In yesterday's post entitled This Old House, I guess I prompted myself for further information about the various remodeling projects in my family. So here goes:

Growing up, did your family embark upon a major home improvement such as a kitchen, bathroom or building an addition for more space?

I remember growing up that we lived in an apartment until I was 15 when Mom bought her first house. Over the years, my mother practically performed a total rehab amounting to a "gutting" of the house. She put down tile, carpeting, resurfaced cabinets and drawers, installed ceiling fans, built a wall unit in the bedroom I shared with my brother, and more.

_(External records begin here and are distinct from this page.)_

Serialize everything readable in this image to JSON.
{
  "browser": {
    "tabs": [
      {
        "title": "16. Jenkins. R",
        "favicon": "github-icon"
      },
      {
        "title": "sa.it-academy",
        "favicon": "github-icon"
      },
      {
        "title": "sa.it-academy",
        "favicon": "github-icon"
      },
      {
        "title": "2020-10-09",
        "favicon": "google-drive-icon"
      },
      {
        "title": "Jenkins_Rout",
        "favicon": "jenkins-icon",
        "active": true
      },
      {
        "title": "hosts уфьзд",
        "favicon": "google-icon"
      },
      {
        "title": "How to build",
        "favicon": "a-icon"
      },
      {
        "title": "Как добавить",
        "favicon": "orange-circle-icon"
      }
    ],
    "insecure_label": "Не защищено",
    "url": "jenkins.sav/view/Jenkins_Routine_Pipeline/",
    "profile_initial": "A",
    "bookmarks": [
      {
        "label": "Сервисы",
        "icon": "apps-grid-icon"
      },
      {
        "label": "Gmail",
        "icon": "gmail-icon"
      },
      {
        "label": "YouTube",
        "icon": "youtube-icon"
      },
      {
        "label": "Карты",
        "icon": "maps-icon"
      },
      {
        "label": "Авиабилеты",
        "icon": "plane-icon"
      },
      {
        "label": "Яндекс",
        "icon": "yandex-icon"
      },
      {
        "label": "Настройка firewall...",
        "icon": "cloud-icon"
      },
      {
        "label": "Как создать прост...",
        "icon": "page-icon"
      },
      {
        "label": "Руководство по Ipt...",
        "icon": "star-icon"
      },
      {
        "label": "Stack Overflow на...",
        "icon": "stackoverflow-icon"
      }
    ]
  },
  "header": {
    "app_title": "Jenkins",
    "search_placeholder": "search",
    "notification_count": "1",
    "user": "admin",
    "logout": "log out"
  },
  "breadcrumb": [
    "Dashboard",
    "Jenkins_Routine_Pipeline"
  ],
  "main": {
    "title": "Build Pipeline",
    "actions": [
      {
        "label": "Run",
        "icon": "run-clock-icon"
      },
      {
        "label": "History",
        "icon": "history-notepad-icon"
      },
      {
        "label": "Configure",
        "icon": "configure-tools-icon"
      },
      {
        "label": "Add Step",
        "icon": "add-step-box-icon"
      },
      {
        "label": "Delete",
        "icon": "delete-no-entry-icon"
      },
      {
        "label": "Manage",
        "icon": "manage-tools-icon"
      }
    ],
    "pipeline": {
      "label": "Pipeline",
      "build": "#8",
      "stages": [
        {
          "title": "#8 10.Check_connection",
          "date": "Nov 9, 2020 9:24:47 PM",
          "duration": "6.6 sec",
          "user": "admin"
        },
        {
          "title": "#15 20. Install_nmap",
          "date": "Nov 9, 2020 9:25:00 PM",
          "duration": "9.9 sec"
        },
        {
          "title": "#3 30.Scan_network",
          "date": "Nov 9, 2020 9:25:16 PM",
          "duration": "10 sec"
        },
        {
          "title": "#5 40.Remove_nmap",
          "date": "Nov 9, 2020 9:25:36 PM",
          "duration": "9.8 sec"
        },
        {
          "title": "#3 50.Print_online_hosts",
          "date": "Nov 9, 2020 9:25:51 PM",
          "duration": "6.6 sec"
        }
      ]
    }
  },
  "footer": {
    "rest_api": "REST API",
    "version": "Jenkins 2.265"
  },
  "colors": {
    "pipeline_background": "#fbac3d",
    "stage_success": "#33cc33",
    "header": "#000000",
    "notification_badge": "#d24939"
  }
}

In addition, she replaced the old "shed" which covered the well and the bomb shelter (the house was built in 1949 after all) with a much larger shed which could have doubled as a garage. And she planted flowers, removed two huge willows trees that had tapped into the water supply.

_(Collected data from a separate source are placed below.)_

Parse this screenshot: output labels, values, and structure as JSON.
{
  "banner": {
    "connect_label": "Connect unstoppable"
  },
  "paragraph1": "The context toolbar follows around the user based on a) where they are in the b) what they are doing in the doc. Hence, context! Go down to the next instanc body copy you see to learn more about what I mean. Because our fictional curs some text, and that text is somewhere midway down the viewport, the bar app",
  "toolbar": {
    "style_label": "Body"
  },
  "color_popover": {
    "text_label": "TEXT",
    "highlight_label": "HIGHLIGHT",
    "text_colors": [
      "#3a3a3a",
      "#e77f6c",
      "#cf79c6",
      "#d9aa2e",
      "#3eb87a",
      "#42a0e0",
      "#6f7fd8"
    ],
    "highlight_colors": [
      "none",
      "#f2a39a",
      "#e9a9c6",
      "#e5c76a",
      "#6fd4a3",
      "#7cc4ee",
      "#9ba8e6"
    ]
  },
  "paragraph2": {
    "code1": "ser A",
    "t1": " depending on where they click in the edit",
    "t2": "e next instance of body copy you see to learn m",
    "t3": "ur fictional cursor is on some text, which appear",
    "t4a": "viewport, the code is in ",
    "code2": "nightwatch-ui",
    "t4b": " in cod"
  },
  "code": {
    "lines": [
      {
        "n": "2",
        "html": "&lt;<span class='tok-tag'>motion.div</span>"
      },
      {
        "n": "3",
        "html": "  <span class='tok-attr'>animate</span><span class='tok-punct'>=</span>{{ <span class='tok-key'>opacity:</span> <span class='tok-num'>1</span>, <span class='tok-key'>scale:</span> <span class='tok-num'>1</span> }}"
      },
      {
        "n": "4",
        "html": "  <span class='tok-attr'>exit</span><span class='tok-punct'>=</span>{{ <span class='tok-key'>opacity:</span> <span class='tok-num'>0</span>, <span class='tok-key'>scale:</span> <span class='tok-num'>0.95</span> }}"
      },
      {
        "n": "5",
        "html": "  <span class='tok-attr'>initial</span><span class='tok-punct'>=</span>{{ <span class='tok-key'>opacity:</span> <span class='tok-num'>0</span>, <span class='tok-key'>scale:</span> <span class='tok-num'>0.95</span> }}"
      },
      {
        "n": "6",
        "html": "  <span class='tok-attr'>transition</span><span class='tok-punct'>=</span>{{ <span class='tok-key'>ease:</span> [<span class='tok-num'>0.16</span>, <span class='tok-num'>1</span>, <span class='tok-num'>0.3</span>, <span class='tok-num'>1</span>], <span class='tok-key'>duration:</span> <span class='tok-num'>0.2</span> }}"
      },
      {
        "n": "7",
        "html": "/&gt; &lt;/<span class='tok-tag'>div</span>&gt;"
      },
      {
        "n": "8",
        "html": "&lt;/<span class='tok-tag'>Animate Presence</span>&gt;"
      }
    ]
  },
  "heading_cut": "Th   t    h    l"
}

Currently, I have rented the house to a great family that insists on making improvements and they do a great job. My next project is a bathroom replacement - the original bathtub from 1949 is still there!

Did anyone in your family history experience major damage to their home that required repair? What were the circumstances of the damage?

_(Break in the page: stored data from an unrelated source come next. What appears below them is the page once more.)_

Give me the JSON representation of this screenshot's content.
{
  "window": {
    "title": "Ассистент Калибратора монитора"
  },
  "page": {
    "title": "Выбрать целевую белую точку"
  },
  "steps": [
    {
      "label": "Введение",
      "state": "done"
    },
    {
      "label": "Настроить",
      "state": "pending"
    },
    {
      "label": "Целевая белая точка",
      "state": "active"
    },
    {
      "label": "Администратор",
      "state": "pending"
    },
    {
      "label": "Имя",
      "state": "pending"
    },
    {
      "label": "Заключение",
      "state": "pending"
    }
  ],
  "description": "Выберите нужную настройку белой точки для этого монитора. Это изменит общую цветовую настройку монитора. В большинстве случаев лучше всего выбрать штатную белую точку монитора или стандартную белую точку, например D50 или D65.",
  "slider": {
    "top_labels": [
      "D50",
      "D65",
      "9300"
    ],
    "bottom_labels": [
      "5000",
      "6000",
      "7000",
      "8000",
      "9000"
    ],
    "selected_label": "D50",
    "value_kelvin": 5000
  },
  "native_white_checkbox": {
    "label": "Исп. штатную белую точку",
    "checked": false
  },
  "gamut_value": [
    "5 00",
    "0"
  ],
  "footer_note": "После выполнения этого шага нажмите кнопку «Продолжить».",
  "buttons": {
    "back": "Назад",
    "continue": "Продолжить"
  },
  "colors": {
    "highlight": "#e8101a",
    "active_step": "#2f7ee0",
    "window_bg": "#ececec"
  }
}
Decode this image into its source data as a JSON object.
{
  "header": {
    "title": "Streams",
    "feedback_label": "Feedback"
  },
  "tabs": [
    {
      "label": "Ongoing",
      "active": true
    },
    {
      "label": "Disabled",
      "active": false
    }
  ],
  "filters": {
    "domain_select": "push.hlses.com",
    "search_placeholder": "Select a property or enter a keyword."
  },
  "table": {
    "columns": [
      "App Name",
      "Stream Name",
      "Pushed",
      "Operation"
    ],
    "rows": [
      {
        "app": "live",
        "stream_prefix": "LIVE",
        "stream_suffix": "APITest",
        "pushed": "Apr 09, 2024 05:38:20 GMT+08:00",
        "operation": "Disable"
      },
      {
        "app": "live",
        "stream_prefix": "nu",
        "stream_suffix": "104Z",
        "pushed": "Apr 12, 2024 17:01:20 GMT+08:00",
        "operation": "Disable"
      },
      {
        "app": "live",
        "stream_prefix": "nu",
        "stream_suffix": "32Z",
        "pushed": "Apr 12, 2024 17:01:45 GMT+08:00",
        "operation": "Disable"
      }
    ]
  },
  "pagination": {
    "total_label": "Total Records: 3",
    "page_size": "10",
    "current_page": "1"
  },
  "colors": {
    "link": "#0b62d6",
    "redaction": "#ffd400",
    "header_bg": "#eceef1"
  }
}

As I discussed in a recent post, the house that my great-grandparents retired to in Grahamsville, New York basically burned down in 1978. An investigation proved that it was arson and it was probably done to cover up a robbery of items. Grandma was living with us at the time, having returned from Florida for the winter. This was such a tragic loss for our family, especially since so many items of family history were lost.

One item which was thankfully recovered and refinished is Grandma's old wooden rocker. It probably is at least 100 years old now and in possession of my uncle. But items lost include a huge cedar chest which supposedly came over with a family member from Ireland. Photographs, a hat pin collection, paper ephemera, and more.

The house was never rebuilt.

Have you come across any family history related to when indoor plumbing was installed? An electric or gas stove instead of a wood stove? An ice box and then a refrigerator?

I remember Grandma's stories of the Grahamsville house as well as my mother's recollections. When they bought the house in the mid-1940s, there was no indoor plumbing, or if there was, it did not include toilets. My mother's greatest fear of using the outhouse (which was a two seater thanks to 12 grandchildren all summer long) was that a snake would be down below in that hole.

Grandma didn't have electricity until the late 1940s or early 1950s. Everything was done by kerosene lamp and cooking was done on a wood stove. Of course, growing up in the 1970s, she still had the original appliances from the early 1950s in the kitchen. And the old wooden ice box was down in the basement.

I believe telephones came to the backwoods of Grahamsville in the late 1950s and even then it was an 8-party line. I just can't image having to decipher the ring code to see if the call was for you. And I do remember, the 8-party line was there until the early 1970s. One time I overhead Grandma get into an argument with a woman who tended to sit and talk on the phone all day. I believe the words "selfish" and "common decency" were used.